Have you ever been curious as to how animals in the wild stay cool, even during the hottest parts of the year? AC and iced coffee might do the trick for us, but our animal friends don’t have it so easy. While we keep the animals in our park safe and sound all year long, their wild counterparts aren’t so lucky.
Animals have had to get used to taking on the heat and sometimes they do it in pretty interesting ways. Let’s look at some of the ways animals in the wild beat the heat.
When one thinks of an animal that is resilient to the heat and built for the high temperatures of summer, the camel often comes to mind. They live and survive in arid climates, and they do so with fewer resources than most animals are used to. While many think their ability to live in the dry heat comes from storing water in their humps, this isn’t the case. A camel’s humps store fatty tissues which help them survive when there’s little food. And their body has adapted to only store fat in the humps, not all over their body. This makes it easier to regulate their body temperature. Lastly, camels have blood cells that let them retain water and stave dehydration far more efficiently. Watch this video to learn more about camels and how they’ve adapted to live in hard environments.
There’s no doubt about it, the ostrich is an interesting-looking animal. They have long legs, long necks, and fuzzy feathers distributed mostly on their wings and torsos. While they may seem a bit odd at first glance, their unique appearance actually serves a purpose. Parts of their body are not covered by feathers at all, like the area under their wings and thighs. When it’s hot, they can lift their wings and allow air to reach their exposed skin, cooling them off far more efficiently than if they were covered in feathers. This allows their featherless sides to breathe and increases air circulation over their entire body.

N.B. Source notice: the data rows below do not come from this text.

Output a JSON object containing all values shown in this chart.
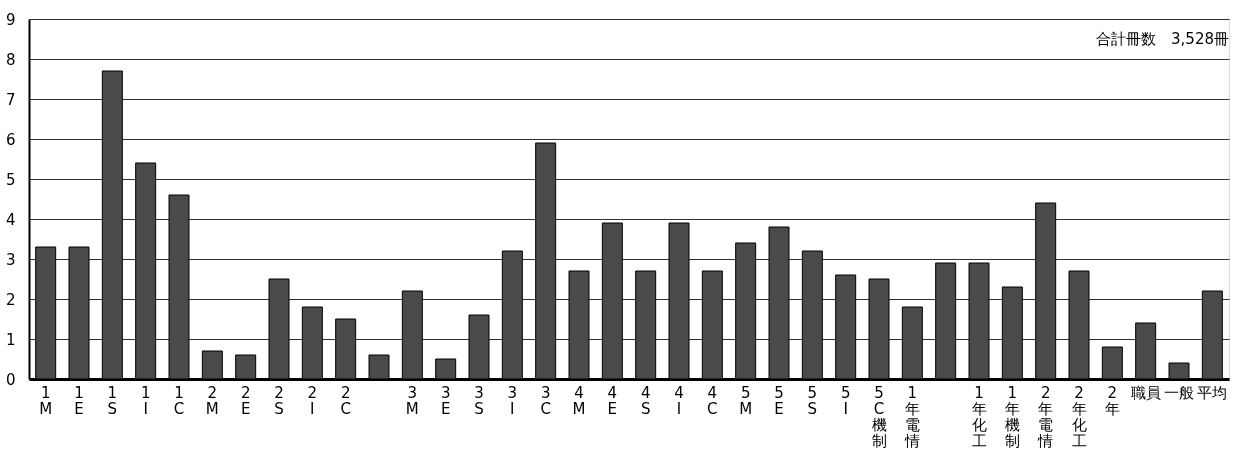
{
  "chart_data": {
    "type": "bar",
    "categories": [
      "1\nM",
      "1\nE",
      "1\nS",
      "1\nI",
      "1\nC",
      "2\nM",
      "2\nE",
      "2\nS",
      "2\nI",
      "2\nC",
      null,
      "3\nM",
      "3\nE",
      "3\nS",
      "3\nI",
      "3\nC",
      "4\nM",
      "4\nE",
      "4\nS",
      "4\nI",
      "4\nC",
      "5\nM",
      "5\nE",
      "5\nS",
      "5\nI",
      "5\nC\n機制",
      "1\n年電情",
      null,
      "1\n年化工",
      "1\n年機制",
      "2\n年電情",
      "2\n年化工",
      "2\n年",
      "職員",
      "一般",
      "平均"
    ],
    "values": [
      3.3,
      3.3,
      7.7,
      5.4,
      4.6,
      0.7,
      0.6,
      2.5,
      1.8,
      1.5,
      0.6,
      2.2,
      0.5,
      1.6,
      3.2,
      5.9,
      2.7,
      3.9,
      2.7,
      3.9,
      2.7,
      3.4,
      3.8,
      3.2,
      2.6,
      2.5,
      1.8,
      2.9,
      2.9,
      2.3,
      4.4,
      2.7,
      0.8,
      1.4,
      0.4,
      2.2
    ],
    "color": "#4a4a4a",
    "ylim": [
      0,
      9
    ],
    "yticks": [
      0,
      1,
      2,
      3,
      4,
      5,
      6,
      7,
      8,
      9
    ],
    "grid": "y",
    "annotations": [
      "合計冊数　3,528冊"
    ]
  }
}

The tortoise is a naturally cold-blooded animal, so they naturally live in warmer climates. Tortoises will bask in the sun to warm up, staying exposed until their body temperature has reached the right level. This doesn’t mean, however, that they are completely immune to the heat. When a tortoise has had enough sun, they instinctively go for the shade, just like we do! You may also find them in areas of high vegetation or even burrowed in the ground. This lets them cool off and provides shelter from direct sunlight.

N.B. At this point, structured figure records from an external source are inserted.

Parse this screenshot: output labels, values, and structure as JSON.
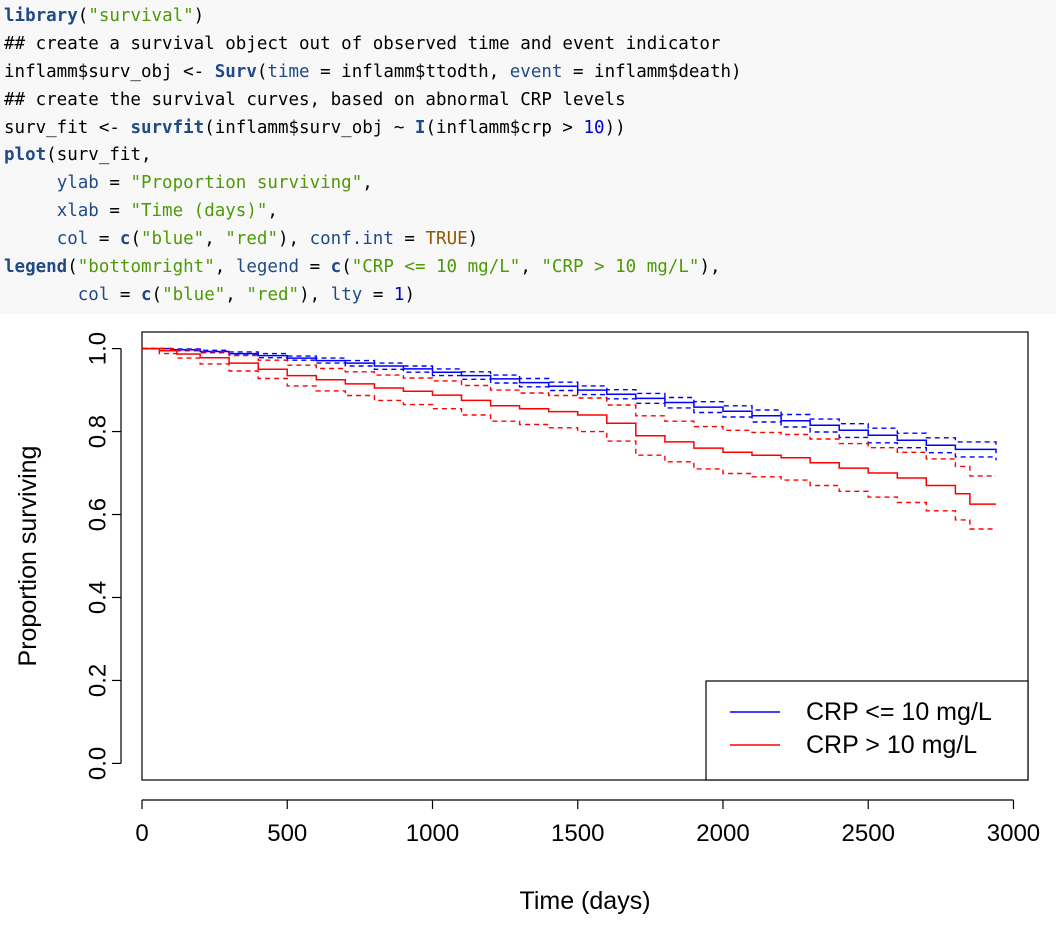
{
  "code_lines": [
    [
      {
        "t": "library",
        "c": "fn"
      },
      {
        "t": "(",
        "c": ""
      },
      {
        "t": "\"survival\"",
        "c": "str"
      },
      {
        "t": ")",
        "c": ""
      }
    ],
    [
      {
        "t": "## create a survival object out of observed time and event indicator",
        "c": "cm"
      }
    ],
    [
      {
        "t": "inflamm$surv_obj <- ",
        "c": ""
      },
      {
        "t": "Surv",
        "c": "fn"
      },
      {
        "t": "(",
        "c": ""
      },
      {
        "t": "time",
        "c": "arg"
      },
      {
        "t": " = inflamm$ttodth, ",
        "c": ""
      },
      {
        "t": "event",
        "c": "arg"
      },
      {
        "t": " = inflamm$death)",
        "c": ""
      }
    ],
    [
      {
        "t": "## create the survival curves, based on abnormal CRP levels",
        "c": "cm"
      }
    ],
    [
      {
        "t": "surv_fit <- ",
        "c": ""
      },
      {
        "t": "survfit",
        "c": "fn"
      },
      {
        "t": "(inflamm$surv_obj ~ ",
        "c": ""
      },
      {
        "t": "I",
        "c": "fn"
      },
      {
        "t": "(inflamm$crp > ",
        "c": ""
      },
      {
        "t": "10",
        "c": "num"
      },
      {
        "t": "))",
        "c": ""
      }
    ],
    [
      {
        "t": "plot",
        "c": "fn"
      },
      {
        "t": "(surv_fit,",
        "c": ""
      }
    ],
    [
      {
        "t": "     ",
        "c": ""
      },
      {
        "t": "ylab",
        "c": "arg"
      },
      {
        "t": " = ",
        "c": ""
      },
      {
        "t": "\"Proportion surviving\"",
        "c": "str"
      },
      {
        "t": ",",
        "c": ""
      }
    ],
    [
      {
        "t": "     ",
        "c": ""
      },
      {
        "t": "xlab",
        "c": "arg"
      },
      {
        "t": " = ",
        "c": ""
      },
      {
        "t": "\"Time (days)\"",
        "c": "str"
      },
      {
        "t": ",",
        "c": ""
      }
    ],
    [
      {
        "t": "     ",
        "c": ""
      },
      {
        "t": "col",
        "c": "arg"
      },
      {
        "t": " = ",
        "c": ""
      },
      {
        "t": "c",
        "c": "fn"
      },
      {
        "t": "(",
        "c": ""
      },
      {
        "t": "\"blue\"",
        "c": "str"
      },
      {
        "t": ", ",
        "c": ""
      },
      {
        "t": "\"red\"",
        "c": "str"
      },
      {
        "t": "), ",
        "c": ""
      },
      {
        "t": "conf.int",
        "c": "arg"
      },
      {
        "t": " = ",
        "c": ""
      },
      {
        "t": "TRUE",
        "c": "kw"
      },
      {
        "t": ")",
        "c": ""
      }
    ],
    [
      {
        "t": "legend",
        "c": "fn"
      },
      {
        "t": "(",
        "c": ""
      },
      {
        "t": "\"bottomright\"",
        "c": "str"
      },
      {
        "t": ", ",
        "c": ""
      },
      {
        "t": "legend",
        "c": "arg"
      },
      {
        "t": " = ",
        "c": ""
      },
      {
        "t": "c",
        "c": "fn"
      },
      {
        "t": "(",
        "c": ""
      },
      {
        "t": "\"CRP <= 10 mg/L\"",
        "c": "str"
      },
      {
        "t": ", ",
        "c": ""
      },
      {
        "t": "\"CRP > 10 mg/L\"",
        "c": "str"
      },
      {
        "t": "),",
        "c": ""
      }
    ],
    [
      {
        "t": "       ",
        "c": ""
      },
      {
        "t": "col",
        "c": "arg"
      },
      {
        "t": " = ",
        "c": ""
      },
      {
        "t": "c",
        "c": "fn"
      },
      {
        "t": "(",
        "c": ""
      },
      {
        "t": "\"blue\"",
        "c": "str"
      },
      {
        "t": ", ",
        "c": ""
      },
      {
        "t": "\"red\"",
        "c": "str"
      },
      {
        "t": "), ",
        "c": ""
      },
      {
        "t": "lty",
        "c": "arg"
      },
      {
        "t": " = ",
        "c": ""
      },
      {
        "t": "1",
        "c": "num"
      },
      {
        "t": ")",
        "c": ""
      }
    ]
  ],
  "chart_data": {
    "type": "line",
    "title": "",
    "xlabel": "Time (days)",
    "ylabel": "Proportion surviving",
    "xlim": [
      0,
      3050
    ],
    "ylim": [
      -0.04,
      1.04
    ],
    "x_ticks": [
      0,
      500,
      1000,
      1500,
      2000,
      2500,
      3000
    ],
    "y_ticks": [
      0.0,
      0.2,
      0.4,
      0.6,
      0.8,
      1.0
    ],
    "x_tick_labels": [
      "0",
      "500",
      "1000",
      "1500",
      "2000",
      "2500",
      "3000"
    ],
    "y_tick_labels": [
      "0.0",
      "0.2",
      "0.4",
      "0.6",
      "0.8",
      "1.0"
    ],
    "grid": false,
    "legend_position": "bottom-right",
    "series": [
      {
        "name": "CRP <= 10 mg/L",
        "color": "#0000ff",
        "points": [
          [
            0,
            1.0
          ],
          [
            100,
            0.997
          ],
          [
            200,
            0.993
          ],
          [
            300,
            0.988
          ],
          [
            400,
            0.983
          ],
          [
            500,
            0.977
          ],
          [
            600,
            0.971
          ],
          [
            700,
            0.965
          ],
          [
            800,
            0.958
          ],
          [
            900,
            0.951
          ],
          [
            1000,
            0.943
          ],
          [
            1100,
            0.935
          ],
          [
            1200,
            0.927
          ],
          [
            1300,
            0.918
          ],
          [
            1400,
            0.909
          ],
          [
            1500,
            0.9
          ],
          [
            1600,
            0.89
          ],
          [
            1700,
            0.88
          ],
          [
            1800,
            0.87
          ],
          [
            1900,
            0.859
          ],
          [
            2000,
            0.849
          ],
          [
            2100,
            0.838
          ],
          [
            2200,
            0.826
          ],
          [
            2300,
            0.815
          ],
          [
            2400,
            0.803
          ],
          [
            2500,
            0.791
          ],
          [
            2600,
            0.779
          ],
          [
            2700,
            0.767
          ],
          [
            2800,
            0.757
          ],
          [
            2940,
            0.748
          ]
        ],
        "ci_upper": [
          [
            0,
            1.0
          ],
          [
            100,
            0.999
          ],
          [
            200,
            0.996
          ],
          [
            300,
            0.992
          ],
          [
            400,
            0.988
          ],
          [
            500,
            0.982
          ],
          [
            600,
            0.977
          ],
          [
            700,
            0.971
          ],
          [
            800,
            0.965
          ],
          [
            900,
            0.958
          ],
          [
            1000,
            0.951
          ],
          [
            1100,
            0.944
          ],
          [
            1200,
            0.936
          ],
          [
            1300,
            0.928
          ],
          [
            1400,
            0.919
          ],
          [
            1500,
            0.91
          ],
          [
            1600,
            0.901
          ],
          [
            1700,
            0.892
          ],
          [
            1800,
            0.882
          ],
          [
            1900,
            0.872
          ],
          [
            2000,
            0.862
          ],
          [
            2100,
            0.852
          ],
          [
            2200,
            0.841
          ],
          [
            2300,
            0.83
          ],
          [
            2400,
            0.819
          ],
          [
            2500,
            0.808
          ],
          [
            2600,
            0.796
          ],
          [
            2700,
            0.785
          ],
          [
            2800,
            0.775
          ],
          [
            2940,
            0.764
          ]
        ],
        "ci_lower": [
          [
            0,
            1.0
          ],
          [
            100,
            0.995
          ],
          [
            200,
            0.99
          ],
          [
            300,
            0.984
          ],
          [
            400,
            0.978
          ],
          [
            500,
            0.972
          ],
          [
            600,
            0.965
          ],
          [
            700,
            0.958
          ],
          [
            800,
            0.95
          ],
          [
            900,
            0.943
          ],
          [
            1000,
            0.935
          ],
          [
            1100,
            0.926
          ],
          [
            1200,
            0.917
          ],
          [
            1300,
            0.908
          ],
          [
            1400,
            0.899
          ],
          [
            1500,
            0.889
          ],
          [
            1600,
            0.879
          ],
          [
            1700,
            0.868
          ],
          [
            1800,
            0.857
          ],
          [
            1900,
            0.846
          ],
          [
            2000,
            0.835
          ],
          [
            2100,
            0.823
          ],
          [
            2200,
            0.811
          ],
          [
            2300,
            0.799
          ],
          [
            2400,
            0.786
          ],
          [
            2500,
            0.773
          ],
          [
            2600,
            0.761
          ],
          [
            2700,
            0.749
          ],
          [
            2800,
            0.739
          ],
          [
            2940,
            0.731
          ]
        ]
      },
      {
        "name": "CRP > 10 mg/L",
        "color": "#ff0000",
        "points": [
          [
            0,
            1.0
          ],
          [
            60,
            0.995
          ],
          [
            120,
            0.987
          ],
          [
            200,
            0.978
          ],
          [
            300,
            0.965
          ],
          [
            400,
            0.95
          ],
          [
            500,
            0.935
          ],
          [
            600,
            0.925
          ],
          [
            700,
            0.915
          ],
          [
            800,
            0.905
          ],
          [
            900,
            0.897
          ],
          [
            1000,
            0.888
          ],
          [
            1100,
            0.875
          ],
          [
            1200,
            0.862
          ],
          [
            1300,
            0.855
          ],
          [
            1400,
            0.848
          ],
          [
            1500,
            0.84
          ],
          [
            1600,
            0.82
          ],
          [
            1700,
            0.79
          ],
          [
            1800,
            0.775
          ],
          [
            1900,
            0.76
          ],
          [
            2000,
            0.75
          ],
          [
            2100,
            0.743
          ],
          [
            2200,
            0.737
          ],
          [
            2300,
            0.725
          ],
          [
            2400,
            0.712
          ],
          [
            2500,
            0.7
          ],
          [
            2600,
            0.688
          ],
          [
            2700,
            0.67
          ],
          [
            2800,
            0.65
          ],
          [
            2850,
            0.625
          ],
          [
            2940,
            0.625
          ]
        ],
        "ci_upper": [
          [
            0,
            1.0
          ],
          [
            60,
            1.0
          ],
          [
            120,
            0.997
          ],
          [
            200,
            0.992
          ],
          [
            300,
            0.983
          ],
          [
            400,
            0.972
          ],
          [
            500,
            0.96
          ],
          [
            600,
            0.952
          ],
          [
            700,
            0.944
          ],
          [
            800,
            0.936
          ],
          [
            900,
            0.929
          ],
          [
            1000,
            0.922
          ],
          [
            1100,
            0.911
          ],
          [
            1200,
            0.9
          ],
          [
            1300,
            0.893
          ],
          [
            1400,
            0.887
          ],
          [
            1500,
            0.881
          ],
          [
            1600,
            0.864
          ],
          [
            1700,
            0.838
          ],
          [
            1800,
            0.825
          ],
          [
            1900,
            0.812
          ],
          [
            2000,
            0.803
          ],
          [
            2100,
            0.798
          ],
          [
            2200,
            0.793
          ],
          [
            2300,
            0.782
          ],
          [
            2400,
            0.771
          ],
          [
            2500,
            0.761
          ],
          [
            2600,
            0.75
          ],
          [
            2700,
            0.734
          ],
          [
            2800,
            0.716
          ],
          [
            2850,
            0.693
          ],
          [
            2940,
            0.693
          ]
        ],
        "ci_lower": [
          [
            0,
            1.0
          ],
          [
            60,
            0.988
          ],
          [
            120,
            0.977
          ],
          [
            200,
            0.963
          ],
          [
            300,
            0.946
          ],
          [
            400,
            0.928
          ],
          [
            500,
            0.91
          ],
          [
            600,
            0.898
          ],
          [
            700,
            0.887
          ],
          [
            800,
            0.875
          ],
          [
            900,
            0.865
          ],
          [
            1000,
            0.855
          ],
          [
            1100,
            0.84
          ],
          [
            1200,
            0.825
          ],
          [
            1300,
            0.817
          ],
          [
            1400,
            0.809
          ],
          [
            1500,
            0.8
          ],
          [
            1600,
            0.777
          ],
          [
            1700,
            0.743
          ],
          [
            1800,
            0.727
          ],
          [
            1900,
            0.71
          ],
          [
            2000,
            0.699
          ],
          [
            2100,
            0.691
          ],
          [
            2200,
            0.683
          ],
          [
            2300,
            0.67
          ],
          [
            2400,
            0.656
          ],
          [
            2500,
            0.642
          ],
          [
            2600,
            0.629
          ],
          [
            2700,
            0.609
          ],
          [
            2800,
            0.587
          ],
          [
            2850,
            0.565
          ],
          [
            2940,
            0.565
          ]
        ]
      }
    ]
  }
}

Elk live in woodlands all across North American, including parts of Canada. Because they live in wooded areas, they often experience a full range of weather, from harsh winters to hot summers. These large animals may seem more suited to cope with the cold, but they have adapted to deal with the heat and humidity that come during the summer months. They also spend long hours happing in the shade, moving more in twilight hours when the sun is less direct. Whenever possible, they will take advantage of bodies of water and heavy vegetation
As you can see, coping with the heat of summer has led to some pretty interesting adaptations. So while animals can’t just turn on the AC, they’ve certainly figured out a lot of interesting ways to deal with the heat. Of course, you can always take a drive through our park to see many animals in person, but feel free to crank up the AC on your way through.